If anything, the Labour leadership in Westminster has not shown enough interest in what has happened to its party in Scotland. Towards the end of the referendum campaign a senior shadow cabinet member from Westminster told me that for many years a clear instruction had come from their colleagues in Scotland: “Keep away!” The instruction was obeyed. The once mighty Labour Party in Scotland went into decline, and there was virtually no intervention from Westminster even though the collapse in support was bound to have an impact on Labour’s chances of ruling across the UK.

Westminster leaders are in a no-win situation. If they keep out of the way when there are problems with their party in a part of the UK where power is devolved they are accused of being neglectful. If they show an active interest, they are accused of interfering in areas that are none of their business. Miliband has been accused of both, sometimes simultaneously.

The stormy relations are the consequence of devolution that followed the 1997 election. The recent referendum in Scotland plays a big part in the specific crisis currently facing Labour, but it is only an element in a much wider saga. The clash between Westminster and party hierarchies in other parts of the UK could arise with any party and leader at any time. At the moment crises are more likely to erupt within Labour because it happens to be the party with more at stake in Scotland, Wales and London, the three areas where power was devolved – to varying degrees – after 1997.

Indeed, the current tensions between Miliband’s office and the Scottish Labour Party have some echoes with Tony Blair’s attempts to impose a candidate on the London Labour Party during the first London mayoral election in 2000. Blair blocked Ken Livingstone from being his party’s candidate, fearing wrongly that Livingstone’s candidacy would signal a return to the party’s vote-losing habits in the 1980s. Later Blair admitted he made a mistake. But as leader Blair had a right to intervene, and arguably a duty to do so, even if he misjudged what form his intervention should take. Yes, he had devolved power to a mayor of London, but he was still leader of the Labour Party and at no point had he made the London Labour Party autonomous.

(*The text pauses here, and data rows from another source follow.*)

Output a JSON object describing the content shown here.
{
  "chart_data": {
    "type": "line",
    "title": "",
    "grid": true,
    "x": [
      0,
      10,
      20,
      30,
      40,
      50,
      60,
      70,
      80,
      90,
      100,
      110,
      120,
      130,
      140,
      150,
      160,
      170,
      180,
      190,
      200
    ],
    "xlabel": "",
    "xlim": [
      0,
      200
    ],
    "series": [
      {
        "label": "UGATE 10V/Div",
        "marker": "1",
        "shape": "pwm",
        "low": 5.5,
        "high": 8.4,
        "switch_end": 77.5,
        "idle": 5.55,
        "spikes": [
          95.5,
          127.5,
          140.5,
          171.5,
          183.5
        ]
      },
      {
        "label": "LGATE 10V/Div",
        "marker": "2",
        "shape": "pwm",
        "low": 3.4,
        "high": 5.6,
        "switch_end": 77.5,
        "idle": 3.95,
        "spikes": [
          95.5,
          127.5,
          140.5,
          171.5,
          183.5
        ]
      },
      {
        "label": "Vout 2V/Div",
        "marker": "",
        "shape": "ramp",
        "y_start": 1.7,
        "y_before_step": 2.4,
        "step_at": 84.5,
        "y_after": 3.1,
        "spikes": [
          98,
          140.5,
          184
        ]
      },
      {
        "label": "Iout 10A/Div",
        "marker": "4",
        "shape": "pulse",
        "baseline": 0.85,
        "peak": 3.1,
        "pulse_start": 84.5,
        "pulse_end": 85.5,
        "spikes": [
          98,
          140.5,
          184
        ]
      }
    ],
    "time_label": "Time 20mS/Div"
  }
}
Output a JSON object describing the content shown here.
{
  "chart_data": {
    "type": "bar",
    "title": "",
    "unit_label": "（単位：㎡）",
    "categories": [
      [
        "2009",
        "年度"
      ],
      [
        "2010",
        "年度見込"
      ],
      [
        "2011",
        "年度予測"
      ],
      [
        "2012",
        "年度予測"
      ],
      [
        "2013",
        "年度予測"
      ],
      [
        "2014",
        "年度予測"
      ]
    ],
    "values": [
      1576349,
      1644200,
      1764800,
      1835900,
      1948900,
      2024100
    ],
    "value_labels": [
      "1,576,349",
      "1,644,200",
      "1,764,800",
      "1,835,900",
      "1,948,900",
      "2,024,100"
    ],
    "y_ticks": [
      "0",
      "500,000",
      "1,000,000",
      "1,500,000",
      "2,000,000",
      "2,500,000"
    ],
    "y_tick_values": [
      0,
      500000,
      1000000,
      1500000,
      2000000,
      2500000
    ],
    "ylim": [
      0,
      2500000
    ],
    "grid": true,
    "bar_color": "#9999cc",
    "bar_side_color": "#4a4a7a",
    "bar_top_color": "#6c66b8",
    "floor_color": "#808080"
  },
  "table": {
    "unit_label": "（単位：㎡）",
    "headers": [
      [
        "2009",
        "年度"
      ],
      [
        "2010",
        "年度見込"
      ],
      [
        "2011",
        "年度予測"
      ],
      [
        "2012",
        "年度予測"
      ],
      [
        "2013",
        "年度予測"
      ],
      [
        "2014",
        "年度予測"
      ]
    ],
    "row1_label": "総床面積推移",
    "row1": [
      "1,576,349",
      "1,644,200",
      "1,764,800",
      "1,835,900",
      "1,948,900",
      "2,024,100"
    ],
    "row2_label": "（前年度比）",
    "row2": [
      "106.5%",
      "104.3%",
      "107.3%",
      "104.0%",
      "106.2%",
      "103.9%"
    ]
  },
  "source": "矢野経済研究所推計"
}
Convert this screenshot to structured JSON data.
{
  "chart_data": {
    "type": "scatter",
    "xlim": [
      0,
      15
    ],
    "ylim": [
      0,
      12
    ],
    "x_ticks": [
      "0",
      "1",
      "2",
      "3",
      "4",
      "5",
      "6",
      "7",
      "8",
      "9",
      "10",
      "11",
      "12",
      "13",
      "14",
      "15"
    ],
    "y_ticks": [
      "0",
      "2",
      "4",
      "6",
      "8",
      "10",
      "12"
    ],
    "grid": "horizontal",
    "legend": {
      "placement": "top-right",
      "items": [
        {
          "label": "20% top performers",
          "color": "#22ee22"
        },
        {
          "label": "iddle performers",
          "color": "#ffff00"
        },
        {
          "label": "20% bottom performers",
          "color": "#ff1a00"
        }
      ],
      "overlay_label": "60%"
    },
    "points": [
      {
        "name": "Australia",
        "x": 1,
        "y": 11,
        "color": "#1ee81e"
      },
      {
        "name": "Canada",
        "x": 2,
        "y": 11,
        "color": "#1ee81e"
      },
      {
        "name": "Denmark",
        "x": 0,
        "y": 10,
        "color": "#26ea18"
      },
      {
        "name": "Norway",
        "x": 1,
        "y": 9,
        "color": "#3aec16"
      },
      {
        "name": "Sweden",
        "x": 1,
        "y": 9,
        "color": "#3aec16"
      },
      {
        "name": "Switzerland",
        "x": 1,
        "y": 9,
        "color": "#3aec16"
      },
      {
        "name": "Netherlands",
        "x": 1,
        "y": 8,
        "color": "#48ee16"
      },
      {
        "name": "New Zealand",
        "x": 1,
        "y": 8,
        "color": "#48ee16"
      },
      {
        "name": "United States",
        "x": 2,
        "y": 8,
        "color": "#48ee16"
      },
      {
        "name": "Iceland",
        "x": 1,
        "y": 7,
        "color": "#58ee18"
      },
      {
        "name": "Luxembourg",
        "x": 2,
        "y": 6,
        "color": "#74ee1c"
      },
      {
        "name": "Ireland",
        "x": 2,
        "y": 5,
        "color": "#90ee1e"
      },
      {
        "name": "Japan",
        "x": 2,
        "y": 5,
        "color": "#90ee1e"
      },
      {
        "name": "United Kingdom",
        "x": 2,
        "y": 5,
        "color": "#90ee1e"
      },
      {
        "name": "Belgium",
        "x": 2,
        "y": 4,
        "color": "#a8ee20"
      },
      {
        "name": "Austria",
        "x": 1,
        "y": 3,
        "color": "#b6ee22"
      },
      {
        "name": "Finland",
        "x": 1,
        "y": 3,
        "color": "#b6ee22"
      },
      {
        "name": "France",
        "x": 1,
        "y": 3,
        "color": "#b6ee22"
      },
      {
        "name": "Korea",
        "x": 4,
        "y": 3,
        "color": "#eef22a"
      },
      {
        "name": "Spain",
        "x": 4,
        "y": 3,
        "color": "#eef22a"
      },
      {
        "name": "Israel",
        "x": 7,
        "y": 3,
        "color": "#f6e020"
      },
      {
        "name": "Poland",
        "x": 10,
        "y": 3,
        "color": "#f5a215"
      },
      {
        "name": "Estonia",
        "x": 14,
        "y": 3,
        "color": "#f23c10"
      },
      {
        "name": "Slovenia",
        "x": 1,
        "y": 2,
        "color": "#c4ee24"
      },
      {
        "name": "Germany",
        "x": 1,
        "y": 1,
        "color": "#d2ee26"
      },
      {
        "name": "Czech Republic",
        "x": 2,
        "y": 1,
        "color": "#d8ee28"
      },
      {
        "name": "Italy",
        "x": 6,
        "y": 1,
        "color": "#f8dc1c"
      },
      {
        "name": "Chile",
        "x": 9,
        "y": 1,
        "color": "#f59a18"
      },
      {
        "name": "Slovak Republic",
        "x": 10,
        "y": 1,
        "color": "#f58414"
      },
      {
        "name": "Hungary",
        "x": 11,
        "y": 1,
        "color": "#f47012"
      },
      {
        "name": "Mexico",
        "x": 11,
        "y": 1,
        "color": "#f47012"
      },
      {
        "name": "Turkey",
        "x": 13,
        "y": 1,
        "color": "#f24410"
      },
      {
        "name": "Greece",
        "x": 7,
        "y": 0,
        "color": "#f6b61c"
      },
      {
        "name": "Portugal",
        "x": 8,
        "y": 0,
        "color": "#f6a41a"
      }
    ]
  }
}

If Miliband’s office was as lofty as to treat the Scottish Labour Party as a branch office it needs to tread more sensitively in the future. But he and his office had every right to intervene given the decline in support for Labour in Scotland. As for Lamont’s specific criticism, the bedroom tax was a policy passed in the UK Parliament. It was for Miliband to decide what Labour’s line should be. Lamont was not in a position to pre-empt him even if she was impatient for him to make a decision.

The calls from several senior Labour figures in Scotland for their party to become autonomous are illogical and dangerous. Voters in Scotland might not be thrilled, but the election in 2015 is for the parliament in Westminster. In 2016 they get their chance to elect a newly powerful parliament in Edinburgh.

For the election next year, the Labour Party must dance to the same tunes in England and Scotland. It cannot advance different positions in relation to the bedroom tax or, say, Europe, and then form a single government at Westminster with a single policy on such huge issues. If there are separate, autonomous parties we might as well have separate, independent countries.

Perhaps the current row with Labour is another step towards such a break-up. I have been to Scotland twice since the referendum and on both occasions bumped into No voters who regret their decision. They feel duped by David Cameron, who to some extent represents Westminster and all the parties that hope to rule from there. As Labour suffers in the fall-out, Miliband panics and urges Scottish Labour to get its act together. Meanwhile, Scottish Labour suggests that it is Miliband who is the problem. At a time when all the parties are pledging to give away more power from the centre, the UK struggles still with the messy consequences of earlier attempts at devolution.